If all that doesn’t help you sleep, I don’t know what will. 

Re HuffPost, please note that their final map is identical to the one I nailed up on the blog refrigerator last Friday. As is one on Facebook by Friend of the Blog and Big Purple Svengali Mark McLaurin. Just sayin’, I think I’m in pretty damn good company at this point.

And with that, I’m off to bed. As you should be too. Gonna be a long day tomorrow. See ya out there.

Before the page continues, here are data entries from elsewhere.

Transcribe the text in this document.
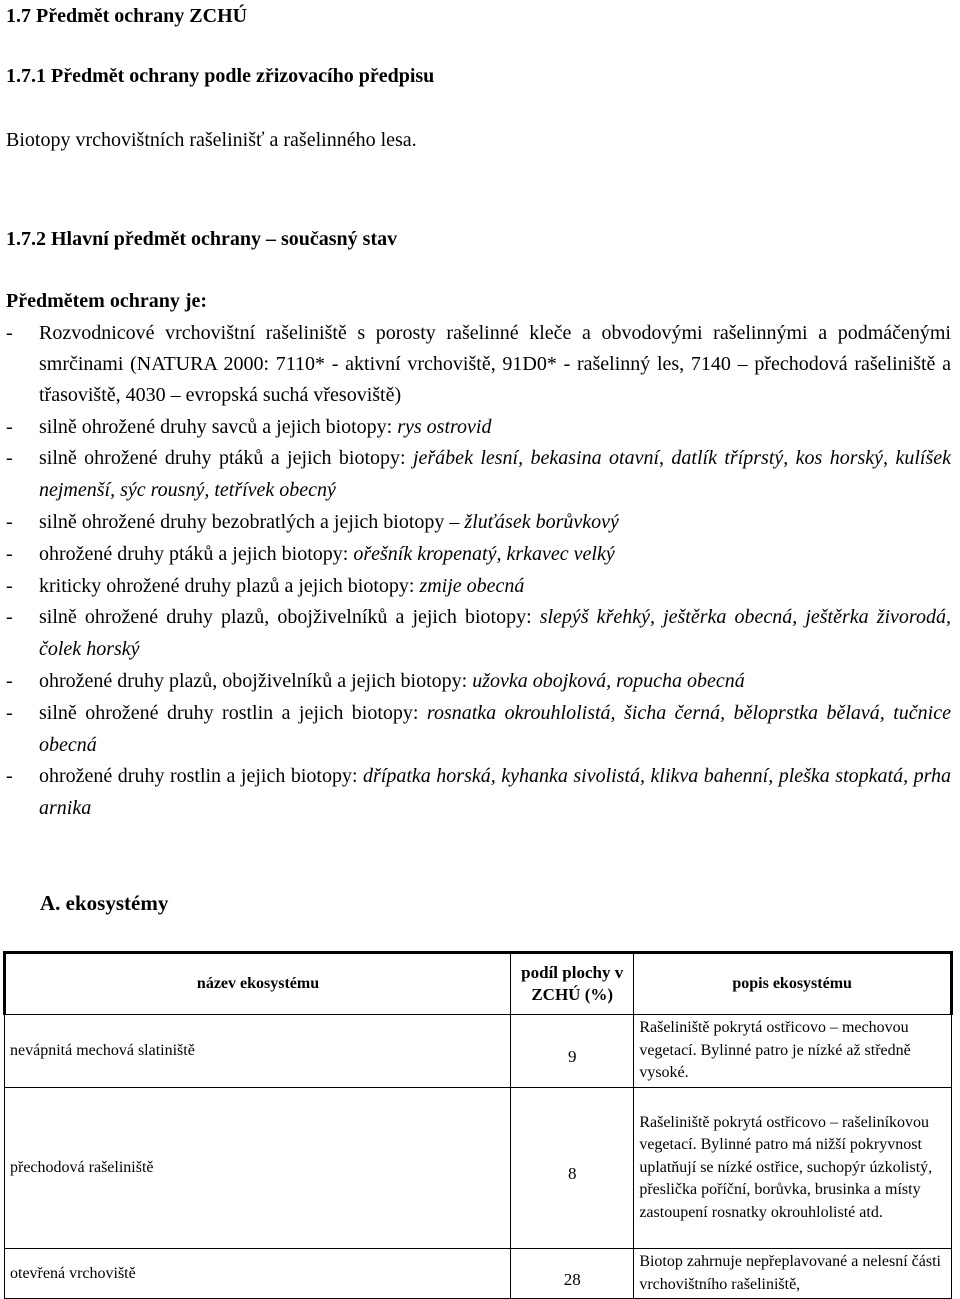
1.7 Předmět ochrany ZCHÚ
1.7.1 Předmět ochrany podle zřizovacího předpisu
Biotopy vrchovištních rašelinišť a rašelinného lesa.
1.7.2 Hlavní předmět ochrany – současný stav
Předmětem ochrany je:
-	Rozvodnicové vrchovištní rašeliniště s porosty rašelinné kleče a obvodovými rašelinnými a podmáčenými smrčinami (NATURA 2000: 7110* - aktivní vrchoviště, 91D0* - rašelinný les, 7140 – přechodová rašeliniště a třasoviště, 4030 – evropská suchá vřesoviště)
-	silně ohrožené druhy savců a jejich biotopy: rys ostrovid
-	silně ohrožené druhy ptáků a jejich biotopy: jeřábek lesní, bekasina otavní, datlík tříprstý, kos horský, kulíšek nejmenší, sýc rousný, tetřívek obecný
-	silně ohrožené druhy bezobratlých a jejich biotopy – žluťásek borůvkový
-	ohrožené druhy ptáků a jejich biotopy: ořešník kropenatý, krkavec velký
-	kriticky ohrožené druhy plazů a jejich biotopy: zmije obecná
-	silně ohrožené druhy plazů, obojživelníků a jejich biotopy: slepýš křehký, ještěrka obecná, ještěrka živorodá, čolek horský
-	ohrožené druhy plazů, obojživelníků a jejich biotopy: užovka obojková, ropucha obecná
-	silně ohrožené druhy rostlin a jejich biotopy: rosnatka okrouhlolistá, šicha černá, běloprstka bělavá, tučnice obecná
-	ohrožené druhy rostlin a jejich biotopy: dřípatka horská, kyhanka sivolistá, klikva bahenní, pleška stopkatá, prha arnika
A. ekosystémy
název ekosystému	podíl plochy v ZCHÚ (%)	popis ekosystému
nevápnitá mechová slatiniště	9	Rašeliniště pokrytá ostřicovo – mechovou vegetací. Bylinné patro je nízké až středně vysoké.
přechodová rašeliniště	8	Rašeliniště pokrytá ostřicovo – rašeliníkovou vegetací. Bylinné patro má nižší pokryvnost uplatňují se nízké ostřice, suchopýr úzkolistý, přeslička poříční, borůvka, brusinka a místy zastoupení rosnatky okrouhlolisté atd.
otevřená vrchoviště	28	Biotop zahrnuje nepřeplavované a nelesní části vrchovištního rašeliniště,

3 thoughts on “The Night Before Tomorrow

  1. Jason

    I must actually disagree with you on this one. The agreement between journalists not to release exit polls was created to prevent those polls from effecting the outcome of the election itself. If early polls show Clinton way ahead in PA for instance, then other Clinton voters might not bother voting later that day. The withholding of info was not a patriarchal move to keep voters ignorant but to prevent the assumption that their votes did not matter. People need to get out and vote no matter what!

    Reply
    1. Jonathan Shurberg Post author

      There is no evidence, nor has there ever been, of what you suggest. In fact, the whole proposition underlying what you say – if people believe Clinton’s winning, they’ll stay home – is similarly unsupported by any data. In fact, I believe the opposite, that if voters think their candidate is winning, they will be more likely to vote, because everyone wants to be on the winning team.

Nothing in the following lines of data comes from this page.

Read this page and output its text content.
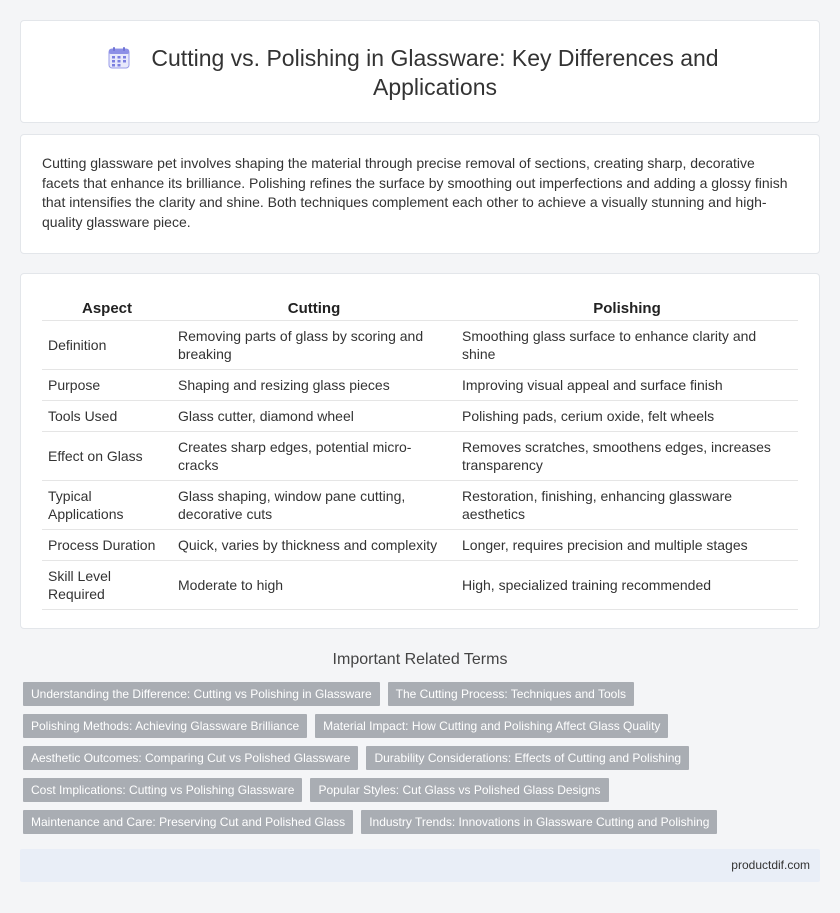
Cutting vs. Polishing in Glassware: Key Differences and Applications

Cutting glassware pet involves shaping the material through precise removal of sections, creating sharp, decorative facets that enhance its brilliance. Polishing refines the surface by smoothing out imperfections and adding a glossy finish that intensifies the clarity and shine. Both techniques complement each other to achieve a visually stunning and high-quality glassware piece.

Aspect	Cutting	Polishing
Definition	Removing parts of glass by scoring and breaking	Smoothing glass surface to enhance clarity and shine
Purpose	Shaping and resizing glass pieces	Improving visual appeal and surface finish
Tools Used	Glass cutter, diamond wheel	Polishing pads, cerium oxide, felt wheels
Effect on Glass	Creates sharp edges, potential micro-cracks	Removes scratches, smoothens edges, increases transparency
Typical Applications	Glass shaping, window pane cutting, decorative cuts	Restoration, finishing, enhancing glassware aesthetics
Process Duration	Quick, varies by thickness and complexity	Longer, requires precision and multiple stages
Skill Level Required	Moderate to high	High, specialized training recommended
Important Related Terms
Understanding the Difference: Cutting vs Polishing in Glassware	The Cutting Process: Techniques and Tools
Polishing Methods: Achieving Glassware Brilliance	Material Impact: How Cutting and Polishing Affect Glass Quality
Aesthetic Outcomes: Comparing Cut vs Polished Glassware	Durability Considerations: Effects of Cutting and Polishing
Cost Implications: Cutting vs Polishing Glassware	Popular Styles: Cut Glass vs Polished Glass Designs
Maintenance and Care: Preserving Cut and Polished Glass	Industry Trends: Innovations in Glassware Cutting and Polishing
productdif.com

      I also think it’s both cruel and manipulative to try to make people believe that things are much worse than they are. Fundraising emails cherrypick the worst polls, say “it’s all falling apart unless we get $3 from you RIGHT NOW.” Nonsense. Terrifying people with untrue or exaggerated claims of doomsday is appalling. And unnecessary. Yes, go out and vote – but do it happily, in the belief that all will be well. Because the strong likelihood is that it will.

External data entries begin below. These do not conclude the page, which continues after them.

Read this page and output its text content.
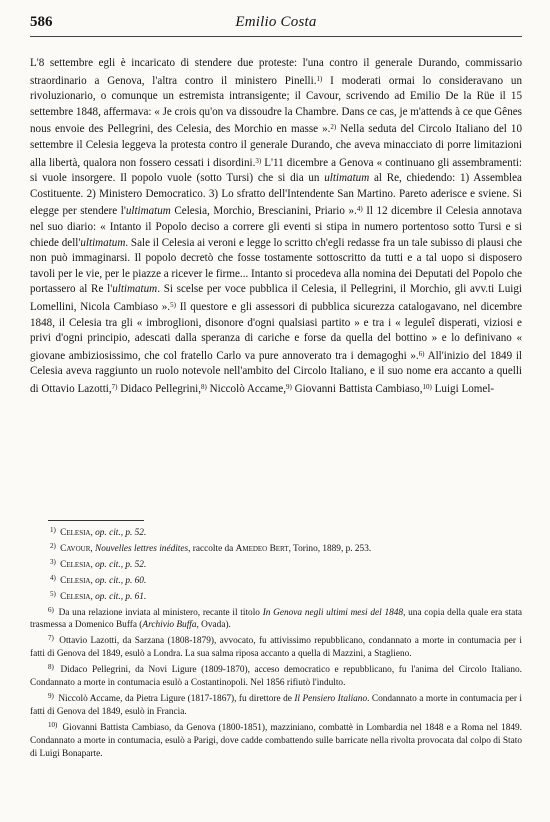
586	Emilio Costa

L'8 settembre egli è incaricato di stendere due proteste: l'una contro il generale Durando, commissario straordinario a Genova, l'altra contro il ministero Pinelli.$^{1)}$ I moderati ormai lo consideravano un rivoluzionario, o comunque un estremista intransigente; il Cavour, scrivendo ad Emilio De la Rüe il 15 settembre 1848, affermava: « Je crois qu'on va dissoudre la Chambre. Dans ce cas, je m'attends à ce que Gênes nous envoie des Pellegrini, des Celesia, des Morchio en masse ».$^{2)}$ Nella seduta del Circolo Italiano del 10 settembre il Celesia leggeva la protesta contro il generale Durando, che aveva minacciato di porre limitazioni alla libertà, qualora non fossero cessati i disordini.$^{3)}$ L'11 dicembre a Genova « continuano gli assembramenti: si vuole insorgere. Il popolo vuole (sotto Tursi) che si dia un ultimatum al Re, chiedendo: 1) Assemblea Costituente. 2) Ministero Democratico. 3) Lo sfratto dell'Intendente San Martino. Pareto aderisce e sviene. Si elegge per stendere l'ultimatum Celesia, Morchio, Brescianini, Priario ».$^{4)}$ Il 12 dicembre il Celesia annotava nel suo diario: « Intanto il Popolo deciso a correre gli eventi si stipa in numero portentoso sotto Tursi e si chiede dell'ultimatum. Sale il Celesia ai veroni e legge lo scritto ch'egli redasse fra un tale subisso di plausi che non può immaginarsi. Il popolo decretò che fosse tostamente sottoscritto da tutti e a tal uopo si disposero tavoli per le vie, per le piazze a ricever le firme... Intanto si procedeva alla nomina dei Deputati del Popolo che portassero al Re l'ultimatum. Si scelse per voce pubblica il Celesia, il Pellegrini, il Morchio, gli avv.ti Luigi Lomellini, Nicola Cambiaso ».$^{5)}$ Il questore e gli assessori di pubblica sicurezza catalogavano, nel dicembre 1848, il Celesia tra gli « imbroglioni, disonore d'ogni qualsiasi partito » e tra i « leguleî disperati, viziosi e privi d'ogni principio, adescati dalla speranza di cariche e forse da quella del bottino » e lo definivano « giovane ambiziosissimo, che col fratello Carlo va pure annoverato tra i demagoghi ».$^{6)}$ All'inizio del 1849 il Celesia aveva raggiunto un ruolo notevole nell'ambito del Circolo Italiano, e il suo nome era accanto a quelli di Ottavio Lazotti,$^{7)}$ Didaco Pellegrini,$^{8)}$ Niccolò Accame,$^{9)}$ Giovanni Battista Cambiaso,$^{10)}$ Luigi Lomel-

$^{1)}$ Celesia, op. cit., p. 52.

$^{2)}$ Cavour, Nouvelles lettres inédites, raccolte da Amedeo Bert, Torino, 1889, p. 253.

$^{3)}$ Celesia, op. cit., p. 52.

$^{4)}$ Celesia, op. cit., p. 60.

$^{5)}$ Celesia, op. cit., p. 61.

$^{6)}$ Da una relazione inviata al ministero, recante il titolo In Genova negli ultimi mesi del 1848, una copia della quale era stata trasmessa a Domenico Buffa (Archivio Buffa, Ovada).

$^{7)}$ Ottavio Lazotti, da Sarzana (1808-1879), avvocato, fu attivissimo repubblicano, condannato a morte in contumacia per i fatti di Genova del 1849, esulò a Londra. La sua salma riposa accanto a quella di Mazzini, a Staglieno.

$^{8)}$ Didaco Pellegrini, da Novi Ligure (1809-1870), acceso democratico e repubblicano, fu l'anima del Circolo Italiano. Condannato a morte in contumacia esulò a Costantinopoli. Nel 1856 rifiutò l'indulto.

$^{9)}$ Niccolò Accame, da Pietra Ligure (1817-1867), fu direttore de Il Pensiero Italiano. Condannato a morte in contumacia per i fatti di Genova del 1849, esulò in Francia.

$^{10)}$ Giovanni Battista Cambiaso, da Genova (1800-1851), mazziniano, combattè in Lombardia nel 1848 e a Roma nel 1849. Condannato a morte in contumacia, esulò a Parigi, dove cadde combattendo sulle barricate nella rivolta provocata dal colpo di Stato di Luigi Bonaparte.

      And in general, information is power. Who is the media, who are you, who am I, to decide that voters ought not to know what we know? It’s paternalistic and patronizing to believe otherwise.

      Reply
  2. Jsson

    I apparently struck a nerve there! You’re right, I’ve never seen any data on the subject and I suppose this movement towards live information spread could truly be a good move. However, I should point out that you make an assumption regarding people wanting to be on the winning team, as far as I know, we do not have any data on that effect either.

    What I will be curious to see, is if the exit piling data itself will be manipulated by interested parties…all in all a fun day for political scientists and wonks! I’ll be following!